Durch moderne Bürokonzepte wie Desk-Sharing, die Nutzung von Gemeinschaftsflächen, effiziente Stauraumlösungen und eine sorgfältige Anordnung der Arbeitsplätze lässt sich der benötigte Platz pro Person optimieren, ohne Komfort oder Ergonomie zu beeinträchtigen. Eine detaillierte Bedarfsanalyse der tatsächlich ausgeführten Tätigkeiten ist entscheidend.
Fazit
Die Frage 'Wie viel Platz pro Person im Büro?' lässt sich nicht mit einer einfachen Zahl beantworten.

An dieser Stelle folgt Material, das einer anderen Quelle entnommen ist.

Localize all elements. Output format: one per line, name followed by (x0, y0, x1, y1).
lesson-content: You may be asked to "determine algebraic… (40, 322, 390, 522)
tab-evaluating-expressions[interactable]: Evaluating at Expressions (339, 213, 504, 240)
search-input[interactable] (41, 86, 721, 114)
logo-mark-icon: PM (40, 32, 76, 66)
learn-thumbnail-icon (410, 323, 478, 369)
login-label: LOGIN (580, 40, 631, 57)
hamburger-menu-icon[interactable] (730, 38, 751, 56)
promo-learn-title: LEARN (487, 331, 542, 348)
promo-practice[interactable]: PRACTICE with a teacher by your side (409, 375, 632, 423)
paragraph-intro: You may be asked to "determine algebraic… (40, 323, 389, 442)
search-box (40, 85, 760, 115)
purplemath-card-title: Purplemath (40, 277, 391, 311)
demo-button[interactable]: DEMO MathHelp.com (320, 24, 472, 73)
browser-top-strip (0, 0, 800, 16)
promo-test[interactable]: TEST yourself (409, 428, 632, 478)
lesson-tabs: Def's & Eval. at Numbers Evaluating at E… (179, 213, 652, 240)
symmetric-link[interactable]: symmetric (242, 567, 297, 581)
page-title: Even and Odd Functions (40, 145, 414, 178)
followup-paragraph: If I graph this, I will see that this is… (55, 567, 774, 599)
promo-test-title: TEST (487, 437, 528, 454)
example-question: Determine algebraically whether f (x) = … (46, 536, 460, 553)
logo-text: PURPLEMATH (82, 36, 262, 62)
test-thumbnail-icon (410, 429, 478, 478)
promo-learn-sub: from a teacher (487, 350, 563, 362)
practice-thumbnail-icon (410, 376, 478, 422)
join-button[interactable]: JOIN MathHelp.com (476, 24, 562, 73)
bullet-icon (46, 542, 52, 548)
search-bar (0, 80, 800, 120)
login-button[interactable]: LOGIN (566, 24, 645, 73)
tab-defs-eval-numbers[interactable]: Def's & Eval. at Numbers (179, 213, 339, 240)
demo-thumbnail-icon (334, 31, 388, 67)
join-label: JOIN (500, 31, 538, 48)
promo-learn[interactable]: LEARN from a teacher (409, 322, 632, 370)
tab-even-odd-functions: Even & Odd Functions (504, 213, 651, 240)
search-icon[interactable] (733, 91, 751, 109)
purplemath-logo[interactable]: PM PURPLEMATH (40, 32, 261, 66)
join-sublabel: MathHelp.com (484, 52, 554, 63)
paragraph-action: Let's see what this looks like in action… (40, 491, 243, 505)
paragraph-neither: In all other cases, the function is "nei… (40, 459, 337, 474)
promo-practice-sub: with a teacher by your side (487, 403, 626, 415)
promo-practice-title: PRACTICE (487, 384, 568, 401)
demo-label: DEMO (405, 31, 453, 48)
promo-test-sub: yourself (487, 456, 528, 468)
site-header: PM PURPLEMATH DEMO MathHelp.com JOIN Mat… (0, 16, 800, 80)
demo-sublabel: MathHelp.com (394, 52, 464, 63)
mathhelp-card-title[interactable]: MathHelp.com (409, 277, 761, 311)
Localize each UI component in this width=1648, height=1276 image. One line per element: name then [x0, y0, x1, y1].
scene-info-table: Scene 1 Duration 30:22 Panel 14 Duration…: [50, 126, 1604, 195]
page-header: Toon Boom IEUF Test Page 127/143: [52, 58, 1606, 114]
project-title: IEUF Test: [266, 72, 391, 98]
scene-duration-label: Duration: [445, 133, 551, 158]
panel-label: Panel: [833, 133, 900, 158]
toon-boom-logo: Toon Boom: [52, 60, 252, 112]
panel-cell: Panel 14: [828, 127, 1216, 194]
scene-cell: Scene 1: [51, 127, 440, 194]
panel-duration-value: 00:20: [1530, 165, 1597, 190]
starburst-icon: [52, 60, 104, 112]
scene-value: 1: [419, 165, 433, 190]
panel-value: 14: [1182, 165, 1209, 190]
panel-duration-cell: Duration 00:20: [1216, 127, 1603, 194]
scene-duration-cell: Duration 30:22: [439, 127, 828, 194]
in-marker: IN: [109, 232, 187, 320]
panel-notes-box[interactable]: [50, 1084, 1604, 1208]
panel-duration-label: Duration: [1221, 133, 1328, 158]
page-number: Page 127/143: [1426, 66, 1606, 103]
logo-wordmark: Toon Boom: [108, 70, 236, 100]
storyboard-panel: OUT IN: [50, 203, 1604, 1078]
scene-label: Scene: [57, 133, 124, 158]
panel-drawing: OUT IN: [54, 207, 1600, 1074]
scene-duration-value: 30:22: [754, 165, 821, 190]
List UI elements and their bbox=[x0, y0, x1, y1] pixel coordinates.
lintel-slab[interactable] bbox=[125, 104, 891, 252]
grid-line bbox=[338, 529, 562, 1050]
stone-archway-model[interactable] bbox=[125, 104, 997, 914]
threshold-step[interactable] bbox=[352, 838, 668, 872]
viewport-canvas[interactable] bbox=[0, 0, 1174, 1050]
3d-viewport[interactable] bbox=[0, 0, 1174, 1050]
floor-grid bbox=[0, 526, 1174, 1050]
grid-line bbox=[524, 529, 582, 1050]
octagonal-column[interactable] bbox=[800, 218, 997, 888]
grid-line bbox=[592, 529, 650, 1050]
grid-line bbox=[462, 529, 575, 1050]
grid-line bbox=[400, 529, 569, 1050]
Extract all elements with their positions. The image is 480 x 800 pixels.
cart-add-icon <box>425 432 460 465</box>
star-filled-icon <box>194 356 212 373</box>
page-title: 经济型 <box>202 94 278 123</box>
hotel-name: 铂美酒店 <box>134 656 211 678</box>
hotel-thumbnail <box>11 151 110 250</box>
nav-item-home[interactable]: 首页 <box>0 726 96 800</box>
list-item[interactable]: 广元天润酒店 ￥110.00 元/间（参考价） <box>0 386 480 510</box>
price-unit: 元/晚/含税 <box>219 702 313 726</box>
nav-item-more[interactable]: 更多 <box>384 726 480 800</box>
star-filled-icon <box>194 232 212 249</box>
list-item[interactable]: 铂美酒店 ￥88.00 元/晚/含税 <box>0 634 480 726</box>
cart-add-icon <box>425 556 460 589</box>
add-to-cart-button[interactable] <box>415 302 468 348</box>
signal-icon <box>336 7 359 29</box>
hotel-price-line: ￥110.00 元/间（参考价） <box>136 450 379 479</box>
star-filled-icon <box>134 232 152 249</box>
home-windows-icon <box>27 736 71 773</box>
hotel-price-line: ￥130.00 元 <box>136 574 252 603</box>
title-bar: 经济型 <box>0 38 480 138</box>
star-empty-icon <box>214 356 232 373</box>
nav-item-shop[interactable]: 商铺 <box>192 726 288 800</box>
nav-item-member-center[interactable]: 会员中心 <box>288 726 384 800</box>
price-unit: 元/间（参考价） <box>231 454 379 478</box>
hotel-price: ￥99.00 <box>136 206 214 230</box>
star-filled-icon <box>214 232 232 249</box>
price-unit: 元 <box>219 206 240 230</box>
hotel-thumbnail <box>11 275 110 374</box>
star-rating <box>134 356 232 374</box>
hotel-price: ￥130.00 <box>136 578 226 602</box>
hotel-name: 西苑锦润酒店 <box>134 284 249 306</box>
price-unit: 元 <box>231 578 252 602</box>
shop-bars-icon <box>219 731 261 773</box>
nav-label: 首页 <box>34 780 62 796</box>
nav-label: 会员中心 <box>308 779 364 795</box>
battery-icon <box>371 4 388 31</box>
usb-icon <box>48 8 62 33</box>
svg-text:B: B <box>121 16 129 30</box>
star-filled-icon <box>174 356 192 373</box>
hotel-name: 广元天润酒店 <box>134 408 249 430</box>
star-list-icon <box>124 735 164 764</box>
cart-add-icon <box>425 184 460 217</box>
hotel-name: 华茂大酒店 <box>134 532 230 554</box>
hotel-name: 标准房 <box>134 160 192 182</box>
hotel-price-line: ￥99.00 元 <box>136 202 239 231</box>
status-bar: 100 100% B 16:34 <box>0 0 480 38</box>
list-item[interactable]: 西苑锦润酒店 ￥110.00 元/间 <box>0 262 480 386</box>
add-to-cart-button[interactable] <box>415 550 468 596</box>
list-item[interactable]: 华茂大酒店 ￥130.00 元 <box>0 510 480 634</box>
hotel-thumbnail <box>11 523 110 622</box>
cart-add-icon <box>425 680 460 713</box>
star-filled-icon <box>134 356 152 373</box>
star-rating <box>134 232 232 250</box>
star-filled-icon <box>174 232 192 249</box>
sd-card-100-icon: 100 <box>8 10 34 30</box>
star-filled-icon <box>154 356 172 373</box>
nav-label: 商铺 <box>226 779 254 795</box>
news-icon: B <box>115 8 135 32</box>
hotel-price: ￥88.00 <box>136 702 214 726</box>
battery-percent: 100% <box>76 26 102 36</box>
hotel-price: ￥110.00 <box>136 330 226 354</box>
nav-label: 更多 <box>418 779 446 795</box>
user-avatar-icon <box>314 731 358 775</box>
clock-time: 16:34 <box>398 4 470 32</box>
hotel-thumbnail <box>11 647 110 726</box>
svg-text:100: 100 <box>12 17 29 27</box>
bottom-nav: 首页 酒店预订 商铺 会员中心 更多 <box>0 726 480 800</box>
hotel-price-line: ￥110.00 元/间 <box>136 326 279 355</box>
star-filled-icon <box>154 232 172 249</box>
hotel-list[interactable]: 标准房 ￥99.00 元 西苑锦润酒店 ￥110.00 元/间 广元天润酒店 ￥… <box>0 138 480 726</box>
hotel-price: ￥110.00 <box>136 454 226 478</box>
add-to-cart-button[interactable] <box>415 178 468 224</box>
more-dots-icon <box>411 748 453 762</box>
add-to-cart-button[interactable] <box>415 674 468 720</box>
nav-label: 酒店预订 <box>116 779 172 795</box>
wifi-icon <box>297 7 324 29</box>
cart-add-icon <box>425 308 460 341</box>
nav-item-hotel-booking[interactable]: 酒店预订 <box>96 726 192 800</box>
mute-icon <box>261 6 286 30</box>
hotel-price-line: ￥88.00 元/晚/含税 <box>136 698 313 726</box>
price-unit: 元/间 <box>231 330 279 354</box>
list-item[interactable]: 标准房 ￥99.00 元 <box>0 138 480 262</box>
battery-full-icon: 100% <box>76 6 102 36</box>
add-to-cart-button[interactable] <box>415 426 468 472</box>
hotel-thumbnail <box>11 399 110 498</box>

Während gesetzliche Mindestmaße eine unverzichtbare Basis bilden, ist eine vorausschauende Planung, die Ergonomie, Bewegungsfreiheit, zusätzliche Funktionen und das Wohlbefinden der Mitarbeiter berücksichtigt, entscheidend für die Schaffung einer optimalen Arbeitsumgebung. Eine Investition in ausreichenden und gut geplanten Raum ist eine Investition in die
Produktivität
und Gesundheit Ihres Teams. Berücksichtigen Sie bei der Planung nicht nur die Quadratmeter, sondern auch die
Kubikmeter
Luftraum und die notwendigen Flächen für Bewegung und
Ergonomie
. Denken Sie auch an die notwendigen
Büromaterialien
und
Druckerzubehör
, die ebenfalls Stauraum benötigen. Eine gut durchdachte Bürogestaltung zahlt sich langfristig aus.